The adopted methods are generic enough to be applied to different spatial datasets, since our experiments demonstrated that the diverse number of spatial objects and the possible dataset incompleteness do not negatively impact their analysis. Nonetheless, we will apply the proposed approach to a larger set of heterogeneous cities to further test, refine and select the best spatial metrics and indicators to reveal location-specific semantics. We would like to further investigate the generality and applicability of our techniques, by analyzing different types of spatial entities, possibly also within non-urban contexts.

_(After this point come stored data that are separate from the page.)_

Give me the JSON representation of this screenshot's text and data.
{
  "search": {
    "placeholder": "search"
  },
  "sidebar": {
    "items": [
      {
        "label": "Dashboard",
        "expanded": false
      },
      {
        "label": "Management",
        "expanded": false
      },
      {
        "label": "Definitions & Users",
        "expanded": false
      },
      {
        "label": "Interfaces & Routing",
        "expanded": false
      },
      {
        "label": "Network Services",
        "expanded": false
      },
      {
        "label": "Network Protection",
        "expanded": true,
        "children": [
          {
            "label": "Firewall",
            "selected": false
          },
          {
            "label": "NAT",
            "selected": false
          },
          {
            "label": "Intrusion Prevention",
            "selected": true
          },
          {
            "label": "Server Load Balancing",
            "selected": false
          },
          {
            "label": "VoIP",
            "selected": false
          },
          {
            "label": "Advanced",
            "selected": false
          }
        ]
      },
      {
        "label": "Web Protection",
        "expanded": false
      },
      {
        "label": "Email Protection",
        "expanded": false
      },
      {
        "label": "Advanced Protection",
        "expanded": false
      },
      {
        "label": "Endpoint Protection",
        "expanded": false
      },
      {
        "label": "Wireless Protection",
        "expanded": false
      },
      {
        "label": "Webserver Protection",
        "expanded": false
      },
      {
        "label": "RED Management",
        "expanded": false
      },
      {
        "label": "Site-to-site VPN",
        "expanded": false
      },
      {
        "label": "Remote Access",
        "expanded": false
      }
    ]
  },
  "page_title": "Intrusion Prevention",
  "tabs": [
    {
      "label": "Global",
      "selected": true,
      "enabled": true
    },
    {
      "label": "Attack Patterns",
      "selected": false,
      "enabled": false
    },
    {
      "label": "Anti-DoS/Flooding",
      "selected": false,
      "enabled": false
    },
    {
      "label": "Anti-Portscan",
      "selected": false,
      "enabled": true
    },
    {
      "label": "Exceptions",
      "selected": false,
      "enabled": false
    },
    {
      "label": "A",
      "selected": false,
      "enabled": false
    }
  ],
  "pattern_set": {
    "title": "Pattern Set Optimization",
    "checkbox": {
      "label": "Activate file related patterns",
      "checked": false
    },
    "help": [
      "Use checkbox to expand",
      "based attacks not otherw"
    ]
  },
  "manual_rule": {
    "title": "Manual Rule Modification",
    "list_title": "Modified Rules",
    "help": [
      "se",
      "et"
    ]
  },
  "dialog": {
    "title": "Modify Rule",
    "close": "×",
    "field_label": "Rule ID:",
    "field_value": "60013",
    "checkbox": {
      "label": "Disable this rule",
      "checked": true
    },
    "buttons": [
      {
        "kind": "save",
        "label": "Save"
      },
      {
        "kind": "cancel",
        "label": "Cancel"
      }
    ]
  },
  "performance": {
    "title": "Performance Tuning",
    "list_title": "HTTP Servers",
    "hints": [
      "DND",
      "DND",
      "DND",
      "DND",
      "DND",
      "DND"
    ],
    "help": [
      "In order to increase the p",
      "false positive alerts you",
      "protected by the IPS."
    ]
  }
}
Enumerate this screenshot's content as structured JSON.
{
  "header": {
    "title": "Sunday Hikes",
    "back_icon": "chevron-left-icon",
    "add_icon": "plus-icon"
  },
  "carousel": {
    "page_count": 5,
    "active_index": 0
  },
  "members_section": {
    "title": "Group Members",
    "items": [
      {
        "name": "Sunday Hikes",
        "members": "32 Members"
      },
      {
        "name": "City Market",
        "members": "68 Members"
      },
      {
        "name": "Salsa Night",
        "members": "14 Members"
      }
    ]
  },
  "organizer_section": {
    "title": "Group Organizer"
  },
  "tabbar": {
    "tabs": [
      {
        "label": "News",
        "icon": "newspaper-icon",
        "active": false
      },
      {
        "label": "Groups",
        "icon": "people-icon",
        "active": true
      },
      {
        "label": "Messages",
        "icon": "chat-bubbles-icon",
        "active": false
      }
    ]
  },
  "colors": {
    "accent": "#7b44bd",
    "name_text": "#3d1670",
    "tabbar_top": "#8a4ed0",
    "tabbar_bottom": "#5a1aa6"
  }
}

The main limitation of our approach is that we do not provide any automated means to geo-ontology re-engineering, because our approach’s findings bring only supporting insights. In addition, our analyses can confirm already-known characteristics, or they can discover unknown specificities that are hard to interpret and that require further investigation by the engineer. The natural next step is therefore to more tightly integrate spatial analytics within ontology engineering processes and tools.